January 12, 2009
Not many professors of environmental science focus on both life in the city and in the wilderness. But Peter Schwartzman says we need to be thinking about how communities can better function in relation to nature. "We have to take ownership of our place and our responsibility to it. Our country is over 300 million now. If we destroy the land around us, we aren't going to be able to even feed ourselves."
Schwartzman is an associate professor at Knox and Chair of Environmental Studies since its inception as a major at the college in 2000. He teaches a variety of interdisciplinary science courses in the fields of climatology and natural resources as well as social science courses in the areas of environmental justice and science and technology studies.
But it is the popularity of his Intro to Environmental Studies class that has environmental studies majors like Clint Moore '09 and Nora Nelson '09 steering first year students to the field. "Taking intro to environmental studies from Peter Schwartzman is a must," they chorus.
At 23, Schwartzman says he didn't even know environmental studies existed. He attended a small college in Southern California, Harvey Mudd College, and had planned on becoming a scientist. "When I got to grad school, I studied science and technology studies. It is a social science that examines the history, philosophy and sociology of science. Then as would happen, I went to some extra talks on climate change and global warming. I later researched these topics and inadvertently found environmental studies as a discipline." Schwartzman continued his graduate work at the University of Virginia doing a Ph.D. in the atmospheric sciences with an emphasis on dissecting climatic change. "Another year as a post doctorate and I was hooked on environmental thinking."
He came to Knox fresh out of grad school and says he was looking for a place "where I could live it."
Now, after ten years, he says, "I live Knox." Schwartzman is very pleased how things have gone. "We have a lot of students now majoring in environmental studies, students winning Fulbright Awards, and students getting doctorates and coming back to teach. The future looks very bright." He also says he sees a shift. "It is slow, but sustainability is now a household word. People understand it, and this is a good sign."

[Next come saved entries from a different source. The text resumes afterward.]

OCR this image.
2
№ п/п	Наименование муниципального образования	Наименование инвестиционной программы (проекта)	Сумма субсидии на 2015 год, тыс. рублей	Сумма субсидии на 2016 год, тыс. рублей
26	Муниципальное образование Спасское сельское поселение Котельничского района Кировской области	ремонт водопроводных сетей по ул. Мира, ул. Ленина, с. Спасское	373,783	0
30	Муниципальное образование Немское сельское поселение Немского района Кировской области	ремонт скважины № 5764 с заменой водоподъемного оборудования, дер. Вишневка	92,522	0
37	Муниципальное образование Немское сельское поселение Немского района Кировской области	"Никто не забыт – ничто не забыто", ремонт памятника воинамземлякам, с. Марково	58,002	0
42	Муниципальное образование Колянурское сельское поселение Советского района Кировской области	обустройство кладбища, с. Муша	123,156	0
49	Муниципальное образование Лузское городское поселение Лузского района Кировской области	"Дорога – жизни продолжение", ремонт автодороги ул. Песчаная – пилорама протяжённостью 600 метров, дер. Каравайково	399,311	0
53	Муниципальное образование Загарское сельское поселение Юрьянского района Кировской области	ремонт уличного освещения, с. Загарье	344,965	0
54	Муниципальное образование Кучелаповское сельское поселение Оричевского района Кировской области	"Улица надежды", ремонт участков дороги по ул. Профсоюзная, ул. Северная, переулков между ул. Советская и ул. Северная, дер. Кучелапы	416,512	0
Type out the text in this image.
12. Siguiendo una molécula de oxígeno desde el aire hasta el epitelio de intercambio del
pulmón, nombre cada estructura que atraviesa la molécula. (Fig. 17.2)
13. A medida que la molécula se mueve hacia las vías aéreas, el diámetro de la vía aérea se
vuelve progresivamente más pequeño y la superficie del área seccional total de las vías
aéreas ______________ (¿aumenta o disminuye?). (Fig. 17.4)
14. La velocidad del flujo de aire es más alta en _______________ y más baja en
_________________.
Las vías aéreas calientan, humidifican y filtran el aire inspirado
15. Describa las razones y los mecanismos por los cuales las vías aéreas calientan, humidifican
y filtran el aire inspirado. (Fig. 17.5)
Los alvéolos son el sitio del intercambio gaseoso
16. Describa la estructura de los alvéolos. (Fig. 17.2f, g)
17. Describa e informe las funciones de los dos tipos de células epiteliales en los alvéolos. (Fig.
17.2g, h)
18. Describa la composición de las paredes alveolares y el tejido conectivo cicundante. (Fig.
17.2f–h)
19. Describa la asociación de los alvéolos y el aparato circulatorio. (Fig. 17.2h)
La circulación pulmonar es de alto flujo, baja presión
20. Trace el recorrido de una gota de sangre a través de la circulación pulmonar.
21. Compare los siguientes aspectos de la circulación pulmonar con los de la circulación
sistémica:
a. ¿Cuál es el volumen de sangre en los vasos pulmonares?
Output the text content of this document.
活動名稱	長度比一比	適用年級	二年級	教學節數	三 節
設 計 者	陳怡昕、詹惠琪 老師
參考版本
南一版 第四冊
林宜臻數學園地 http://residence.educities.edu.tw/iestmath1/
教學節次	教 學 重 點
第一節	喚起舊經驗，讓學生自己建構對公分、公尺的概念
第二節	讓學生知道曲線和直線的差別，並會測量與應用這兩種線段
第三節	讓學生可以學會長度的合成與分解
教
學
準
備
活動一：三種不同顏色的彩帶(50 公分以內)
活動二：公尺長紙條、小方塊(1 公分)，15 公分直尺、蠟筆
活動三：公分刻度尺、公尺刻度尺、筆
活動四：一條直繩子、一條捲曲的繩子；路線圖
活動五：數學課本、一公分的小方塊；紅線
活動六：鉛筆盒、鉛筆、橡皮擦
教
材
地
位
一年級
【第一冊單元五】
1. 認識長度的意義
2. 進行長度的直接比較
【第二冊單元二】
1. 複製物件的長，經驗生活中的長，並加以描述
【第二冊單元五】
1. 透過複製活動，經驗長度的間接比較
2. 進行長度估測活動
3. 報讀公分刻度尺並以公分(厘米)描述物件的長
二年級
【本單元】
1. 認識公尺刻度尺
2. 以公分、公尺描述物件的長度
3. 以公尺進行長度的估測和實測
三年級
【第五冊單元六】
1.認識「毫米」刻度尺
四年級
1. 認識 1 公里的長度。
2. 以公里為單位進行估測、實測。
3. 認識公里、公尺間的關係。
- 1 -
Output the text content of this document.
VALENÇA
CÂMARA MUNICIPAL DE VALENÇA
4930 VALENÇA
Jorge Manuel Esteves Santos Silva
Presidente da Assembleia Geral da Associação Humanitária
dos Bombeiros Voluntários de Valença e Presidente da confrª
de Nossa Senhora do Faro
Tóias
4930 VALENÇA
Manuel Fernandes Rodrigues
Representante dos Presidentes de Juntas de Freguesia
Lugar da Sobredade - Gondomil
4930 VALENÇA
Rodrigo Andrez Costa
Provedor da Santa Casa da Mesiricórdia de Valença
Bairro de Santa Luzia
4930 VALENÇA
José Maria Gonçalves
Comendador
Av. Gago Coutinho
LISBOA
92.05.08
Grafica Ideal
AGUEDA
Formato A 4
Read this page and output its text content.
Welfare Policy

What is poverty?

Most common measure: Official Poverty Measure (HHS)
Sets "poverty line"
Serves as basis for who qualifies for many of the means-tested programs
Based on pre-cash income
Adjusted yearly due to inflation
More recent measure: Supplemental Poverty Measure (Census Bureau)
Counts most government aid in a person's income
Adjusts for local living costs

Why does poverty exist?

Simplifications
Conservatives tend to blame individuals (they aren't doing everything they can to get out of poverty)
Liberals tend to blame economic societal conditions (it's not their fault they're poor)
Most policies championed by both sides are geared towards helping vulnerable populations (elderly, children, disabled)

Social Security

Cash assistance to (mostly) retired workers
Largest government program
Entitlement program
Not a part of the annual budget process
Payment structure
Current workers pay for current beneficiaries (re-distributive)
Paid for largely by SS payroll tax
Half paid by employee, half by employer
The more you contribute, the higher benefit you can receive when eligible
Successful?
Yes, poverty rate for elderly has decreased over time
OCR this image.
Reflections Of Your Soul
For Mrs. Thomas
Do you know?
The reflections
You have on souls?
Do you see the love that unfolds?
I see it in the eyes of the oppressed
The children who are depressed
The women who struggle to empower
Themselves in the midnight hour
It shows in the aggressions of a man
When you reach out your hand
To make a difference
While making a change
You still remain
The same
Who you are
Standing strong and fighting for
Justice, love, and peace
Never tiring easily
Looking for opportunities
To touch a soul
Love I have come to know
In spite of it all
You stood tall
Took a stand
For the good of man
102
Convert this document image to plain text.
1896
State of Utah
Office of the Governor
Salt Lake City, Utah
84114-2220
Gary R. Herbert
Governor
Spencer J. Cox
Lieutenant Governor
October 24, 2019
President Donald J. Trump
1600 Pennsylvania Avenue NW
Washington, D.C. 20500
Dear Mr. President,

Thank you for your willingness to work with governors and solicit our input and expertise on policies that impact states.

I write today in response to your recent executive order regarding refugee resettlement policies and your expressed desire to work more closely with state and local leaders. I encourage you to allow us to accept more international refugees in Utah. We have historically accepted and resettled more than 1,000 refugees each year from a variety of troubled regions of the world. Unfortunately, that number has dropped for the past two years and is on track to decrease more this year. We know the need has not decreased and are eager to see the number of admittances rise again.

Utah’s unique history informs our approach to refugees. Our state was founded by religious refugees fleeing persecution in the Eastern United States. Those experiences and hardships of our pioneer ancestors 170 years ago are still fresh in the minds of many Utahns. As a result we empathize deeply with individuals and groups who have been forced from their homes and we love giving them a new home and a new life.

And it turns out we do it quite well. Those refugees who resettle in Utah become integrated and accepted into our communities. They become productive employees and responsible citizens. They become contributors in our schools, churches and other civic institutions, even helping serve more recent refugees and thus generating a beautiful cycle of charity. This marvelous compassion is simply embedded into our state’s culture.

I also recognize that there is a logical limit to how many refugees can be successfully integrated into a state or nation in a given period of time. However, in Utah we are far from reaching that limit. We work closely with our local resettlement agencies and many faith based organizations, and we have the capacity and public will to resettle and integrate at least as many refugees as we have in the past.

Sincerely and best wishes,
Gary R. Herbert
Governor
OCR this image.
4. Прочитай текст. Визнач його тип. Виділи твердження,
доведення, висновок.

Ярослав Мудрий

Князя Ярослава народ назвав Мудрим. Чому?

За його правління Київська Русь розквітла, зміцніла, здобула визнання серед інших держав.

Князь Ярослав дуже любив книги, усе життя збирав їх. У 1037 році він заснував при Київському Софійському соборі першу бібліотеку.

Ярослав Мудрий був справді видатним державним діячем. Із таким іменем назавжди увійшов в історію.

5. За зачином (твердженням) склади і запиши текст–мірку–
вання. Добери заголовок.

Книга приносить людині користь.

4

On any given weekend you can find Schwartzman, with family in tow, involved with the Knox community. During the summer, he says he does not travel much, partly because of his environmental principles. "But I feel like I can do a lot here. I tell people I can't imagine a better job for me. I also feel obligated to give back to the society in a way. I love being here so much, and I love the students and the activities of this college. I really respect it, and I admire all the things that people do here. "
Schwartzman describes himself an idealistic, optimistic, global citizen. He grew up just outside metropolitan Washington D.C. where there are countless languages spoken and many varieties of food, "But, Galesburg has a lot of diversity as well, and some of the family ties that exist in this community are really important. There are roots here that newcomers like me can tap into. And now I am creating my own roots."
Schwartzman uses the word "community" often and he continues to cultivate that idea through his outreach to the Galesburg community.
In 2008, Schwartzman and a band of volunteers started a community center. He says that he established The Center, located just a few blocks from campus on Cherry Street, so the Knox College community and the Galesburg community could join efforts to contribute to a better quality of life for all.
After months of exhausting weekend work with volunteers adorned in dust masks and tip toeing through broken glass, rusty nails, and clumps of plaster, The Center opened in February of 2008. "It wasn't pretty stuff. There was stuff coming off of the walls, and we got dirty, but interaction between people can accomplish a lot. I think we all recognize we have to work together to solve problems, and this takes Knox into the community."
Spreading the Wealth
Schwartzman is also a member of Knox's Presidential Task Force on Sustainability. At the beginning of 2008, the task force was created by President Taylor but was largely motivated by students working on environmental issues within the student senate. "They created a subcommittee and this created a tremendous interest that worked into the Green Fee. Now, students contribute every year into a fund to do sustainability projects on campus," he says. The Presidential Task Force serves as a committee to discuss ways the campus can become more knowledgeable and proactive about environmental matters.
Schwartzman has been a board member for the Western Illinois Nature Group (WING) for more than six years and was active in the purchase and development of land for a nature preserve/youth camp, now called Blackthorn Hill, in neighboring Warren County. "It allows people to enjoy nature. If kids are going to respect the land, they need to explore the beauties of it."
But Schwartzman now probably spends more time working on The Center. And it seems to be working. "The heart and soul of any successful organization, city, or group is a collaborative spirit." He refers to Knox students, faculty and staff as "change agents" in the community. "These are the people who can really make things happen," he says.
The people at The Center enjoy working with business and civic leaders and students to add to the strength of the community through workshops, debate, the arts and public service initiatives - an attitude Schwartzman echoes in his own actions.